Carnet de cave

Domaine de l’Olivette, un superbe rouge 2013 pour une table élégante

Domaine de l'OlivetteJean-Luc Dumoutier n’est pas un héritier, il est le dépositaire d’une terre où l’on cultive la vigne depuis 250 ans. Le domaine de l’Olivette se transmet dans cette même famille depuis quatre générations, c’est dire si on maîtrise les exigences du mourvèdre, le cépage star de l’appellation bandol. Sur les quelque 55 hectares de la propriété, sur des coteaux en restanques à la façon d’un arc de cercle, le mourvèdre a trouvé une terre de prédilection, brûlant sous le soleil pour parvenir à sa nécessaire maturité. Le rouge 2013 est typique de la production du domaine : issu d’un assemblage mourvèdre (80%) pour la structure et la puissance, grenache (15%) pour la rondeur et l’élégance, carignan et syrah. Dumoutier conduit ses vignes en agriculture raisonnée, il a proscrit pesticides et engrais organiques. Il limite également ses rendements à 37 hectolitres à l’hectare pour intensifier les arômes, conserver la plénitude et la richesse de son vin. D’une belle robe pourpre profond, le rouge 2013 sera servi à 17°C pour exalter ses arômes de fruits rouges bien mûrs (mûre), de réglisse, de sous-bois et d’épices. Les tanins sont fins, la bouche est pleine, longue et persistante soutenue par une belle structure. On servira ce 2013 sur des viandes braisées, sur des plats provençaux de caractère comme une daube-pommes vapeur. Vin de moyenne garde, il attendra sagement en cave l’automne et les repas de retour de chasse, l’hiver avec des plats de gastronomie.

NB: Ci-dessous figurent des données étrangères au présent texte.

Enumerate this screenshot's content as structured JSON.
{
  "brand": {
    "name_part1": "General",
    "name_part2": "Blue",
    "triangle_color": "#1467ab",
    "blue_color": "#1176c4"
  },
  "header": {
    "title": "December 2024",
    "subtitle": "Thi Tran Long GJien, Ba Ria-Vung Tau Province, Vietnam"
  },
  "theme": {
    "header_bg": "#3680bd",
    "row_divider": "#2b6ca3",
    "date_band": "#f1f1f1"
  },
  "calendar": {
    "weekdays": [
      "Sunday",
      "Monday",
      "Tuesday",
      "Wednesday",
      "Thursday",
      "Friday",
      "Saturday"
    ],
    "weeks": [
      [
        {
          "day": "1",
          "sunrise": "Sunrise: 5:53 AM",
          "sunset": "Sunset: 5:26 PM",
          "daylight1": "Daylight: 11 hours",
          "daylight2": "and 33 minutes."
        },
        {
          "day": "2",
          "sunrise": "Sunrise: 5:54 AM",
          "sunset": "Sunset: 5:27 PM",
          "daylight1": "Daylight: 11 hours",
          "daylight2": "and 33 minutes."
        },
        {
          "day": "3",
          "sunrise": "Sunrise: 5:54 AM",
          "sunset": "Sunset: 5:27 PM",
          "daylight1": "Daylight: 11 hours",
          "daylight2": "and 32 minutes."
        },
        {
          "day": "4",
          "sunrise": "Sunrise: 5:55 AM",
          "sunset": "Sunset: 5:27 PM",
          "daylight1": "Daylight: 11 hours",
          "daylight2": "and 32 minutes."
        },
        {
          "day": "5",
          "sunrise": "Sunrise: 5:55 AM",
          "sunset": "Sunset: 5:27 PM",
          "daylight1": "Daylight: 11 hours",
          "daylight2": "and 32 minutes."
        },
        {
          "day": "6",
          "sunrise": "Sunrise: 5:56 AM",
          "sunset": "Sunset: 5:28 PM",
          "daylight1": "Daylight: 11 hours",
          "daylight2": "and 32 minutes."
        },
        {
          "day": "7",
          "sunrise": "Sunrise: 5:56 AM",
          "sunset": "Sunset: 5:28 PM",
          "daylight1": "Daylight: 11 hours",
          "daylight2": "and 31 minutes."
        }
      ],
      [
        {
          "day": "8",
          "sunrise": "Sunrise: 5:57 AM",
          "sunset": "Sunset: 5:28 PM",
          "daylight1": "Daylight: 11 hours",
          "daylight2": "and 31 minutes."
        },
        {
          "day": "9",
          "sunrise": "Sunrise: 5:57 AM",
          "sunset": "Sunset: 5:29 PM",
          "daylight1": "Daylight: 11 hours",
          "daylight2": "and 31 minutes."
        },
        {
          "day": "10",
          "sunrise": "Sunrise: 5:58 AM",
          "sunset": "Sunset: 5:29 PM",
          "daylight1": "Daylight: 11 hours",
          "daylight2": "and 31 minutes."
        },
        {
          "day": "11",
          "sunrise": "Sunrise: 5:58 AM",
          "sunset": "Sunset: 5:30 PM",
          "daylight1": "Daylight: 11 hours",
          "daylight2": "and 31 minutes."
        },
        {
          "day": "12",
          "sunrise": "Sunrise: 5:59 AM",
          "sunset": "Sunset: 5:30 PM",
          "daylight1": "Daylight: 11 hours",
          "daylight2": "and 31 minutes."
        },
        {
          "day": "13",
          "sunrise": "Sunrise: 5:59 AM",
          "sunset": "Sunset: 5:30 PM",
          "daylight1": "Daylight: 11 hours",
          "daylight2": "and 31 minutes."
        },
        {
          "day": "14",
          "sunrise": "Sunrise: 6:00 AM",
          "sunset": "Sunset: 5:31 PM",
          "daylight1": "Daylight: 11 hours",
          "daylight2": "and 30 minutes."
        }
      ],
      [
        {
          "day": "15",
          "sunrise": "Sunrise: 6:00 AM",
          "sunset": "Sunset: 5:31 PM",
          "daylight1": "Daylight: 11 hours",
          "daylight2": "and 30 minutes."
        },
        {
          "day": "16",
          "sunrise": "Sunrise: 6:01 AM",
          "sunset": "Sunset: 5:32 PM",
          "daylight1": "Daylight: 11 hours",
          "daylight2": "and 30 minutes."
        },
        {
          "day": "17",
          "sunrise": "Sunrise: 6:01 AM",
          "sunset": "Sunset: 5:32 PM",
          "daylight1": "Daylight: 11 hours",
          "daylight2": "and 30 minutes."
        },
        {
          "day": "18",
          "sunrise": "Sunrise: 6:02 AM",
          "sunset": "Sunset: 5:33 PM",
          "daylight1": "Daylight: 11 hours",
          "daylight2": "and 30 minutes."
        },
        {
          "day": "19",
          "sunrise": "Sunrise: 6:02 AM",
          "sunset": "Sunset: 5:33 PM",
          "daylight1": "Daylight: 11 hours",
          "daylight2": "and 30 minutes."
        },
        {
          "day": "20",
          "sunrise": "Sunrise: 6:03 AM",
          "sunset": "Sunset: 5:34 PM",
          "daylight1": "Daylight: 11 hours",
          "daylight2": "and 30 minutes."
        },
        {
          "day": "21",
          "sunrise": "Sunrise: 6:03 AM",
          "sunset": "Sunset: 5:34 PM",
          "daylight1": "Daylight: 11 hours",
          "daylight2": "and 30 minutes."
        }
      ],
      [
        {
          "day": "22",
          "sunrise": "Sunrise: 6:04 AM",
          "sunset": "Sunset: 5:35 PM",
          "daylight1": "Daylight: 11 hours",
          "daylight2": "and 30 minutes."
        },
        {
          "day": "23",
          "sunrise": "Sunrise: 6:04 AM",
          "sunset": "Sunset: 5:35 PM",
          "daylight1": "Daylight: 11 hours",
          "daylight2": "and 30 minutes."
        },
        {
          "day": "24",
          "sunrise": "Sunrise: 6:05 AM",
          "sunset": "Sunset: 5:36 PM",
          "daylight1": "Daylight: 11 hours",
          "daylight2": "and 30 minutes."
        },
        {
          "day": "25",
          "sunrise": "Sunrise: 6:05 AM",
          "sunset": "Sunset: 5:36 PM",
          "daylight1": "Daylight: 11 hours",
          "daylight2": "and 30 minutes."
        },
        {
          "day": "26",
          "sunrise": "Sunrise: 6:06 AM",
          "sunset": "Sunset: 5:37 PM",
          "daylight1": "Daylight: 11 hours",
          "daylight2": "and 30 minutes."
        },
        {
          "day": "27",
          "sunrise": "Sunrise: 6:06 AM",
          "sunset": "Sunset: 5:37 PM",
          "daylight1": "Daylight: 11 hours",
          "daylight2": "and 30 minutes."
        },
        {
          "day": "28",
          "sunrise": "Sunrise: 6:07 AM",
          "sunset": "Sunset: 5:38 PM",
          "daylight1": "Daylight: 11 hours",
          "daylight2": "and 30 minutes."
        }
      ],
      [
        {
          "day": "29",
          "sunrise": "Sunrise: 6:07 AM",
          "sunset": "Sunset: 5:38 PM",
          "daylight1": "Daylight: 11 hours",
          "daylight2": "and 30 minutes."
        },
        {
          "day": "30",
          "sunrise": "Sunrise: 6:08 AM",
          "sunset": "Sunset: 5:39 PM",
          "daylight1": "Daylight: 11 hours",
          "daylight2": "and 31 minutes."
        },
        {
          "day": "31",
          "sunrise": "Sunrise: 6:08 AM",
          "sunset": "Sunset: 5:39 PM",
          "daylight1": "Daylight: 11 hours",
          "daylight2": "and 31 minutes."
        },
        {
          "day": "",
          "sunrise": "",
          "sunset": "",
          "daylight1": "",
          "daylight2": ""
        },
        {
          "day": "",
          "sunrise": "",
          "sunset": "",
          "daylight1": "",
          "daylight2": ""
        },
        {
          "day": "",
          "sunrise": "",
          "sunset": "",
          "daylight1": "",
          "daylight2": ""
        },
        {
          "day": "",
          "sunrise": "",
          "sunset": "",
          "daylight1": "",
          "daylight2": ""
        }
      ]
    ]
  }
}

Domaine de l’Olivette, rouge de tradition 2013, prix départ cave : 19,50 euros les 75 cl.
519, chemin de l’Olivette-le Brulât, 83330 Le Castellet ; infos au 04 94 985 885.

Aix-en-Provence

Jean-Luc Le Formal n’est plus. 2002-2022, le  plus breton des chefs provençaux a mis 20 ans dans la cité du Roy René pour gravir tous les échelons de la notoriété. Las, ce samedi 3 décembre, le cœur de Jean-Luc Le Formal a décidé de siffler la fin de la partie. Au Grand Pastis qui lui avait demandé s’il avait des regrets, Le Formal avait répondu : – Je n’en ai pas. Il faut assumer ce qui a été fait car on ne peut plus revenir dessus ». Fort de sa devise, « Profiter du moment présent à 100%, vivre et partager sa passion », Jean-Luc Le Formal a vecu pleinement pour la cuisine avec une douleur et une incompréhension : le mutisme du guide rouge à son encontre. Généreux dans le verbe et en actes, solidaire et confraternel, Le Formal tire définitivment le rideau sur son restaurant de la rue Espariat. En ces journées pénibles, chacun pensera à Yvonne sa compagne ; une cérémonie sera célébrée à Aix, jeudi 8 décembre.
Son interview au Grand Pastis.

Marseille-Cassis

EXCLUSIF. – C’est bien le chef des Roches Blanches, Alexandre Auger, qui succédera à Dominique Frérard au piano du restaurant les Trois Forts du Sofitel Marseille-Vieux-Port. Auger est arrivé à Cassis le 7 juin 2021 et devrait en partir tout début janvier 2023. Avant d’acter son départ, deux soirées seront organisées dans le 5 étoiles cassidain les 15 et 16 décembre. Le 15 décembre, Alexandre Auger et Randy Siles, chef costaricien, créateur du concept « Agro-Marino », serviront un dîner à 4 mains sur la thématique « Agro-Marino ». Le 16 décembre, le cuisinier Randy Siles s’associera cette fois au chef italien Gabriele Boffa, 2 étoiles au guide rouge, originaire du Piémont en Italie, pour un dîner à 4 mains. Valentin Fabry, chef pâtissier des Roches Blanches, quant à lui, proposera deux desserts uniques pour clore subtilement ces deux rendez-vous sur une belle note sucrée… Et dire au-revoir au chef Auger. Emule de Yannick Alléno avec qui il a travaillé au Meurice, Auger a aussi dirigé la brigade du Sofitel Faubourg, rue Boissy d’Anglas (Paris VIIIe), voisin de l’Elysée.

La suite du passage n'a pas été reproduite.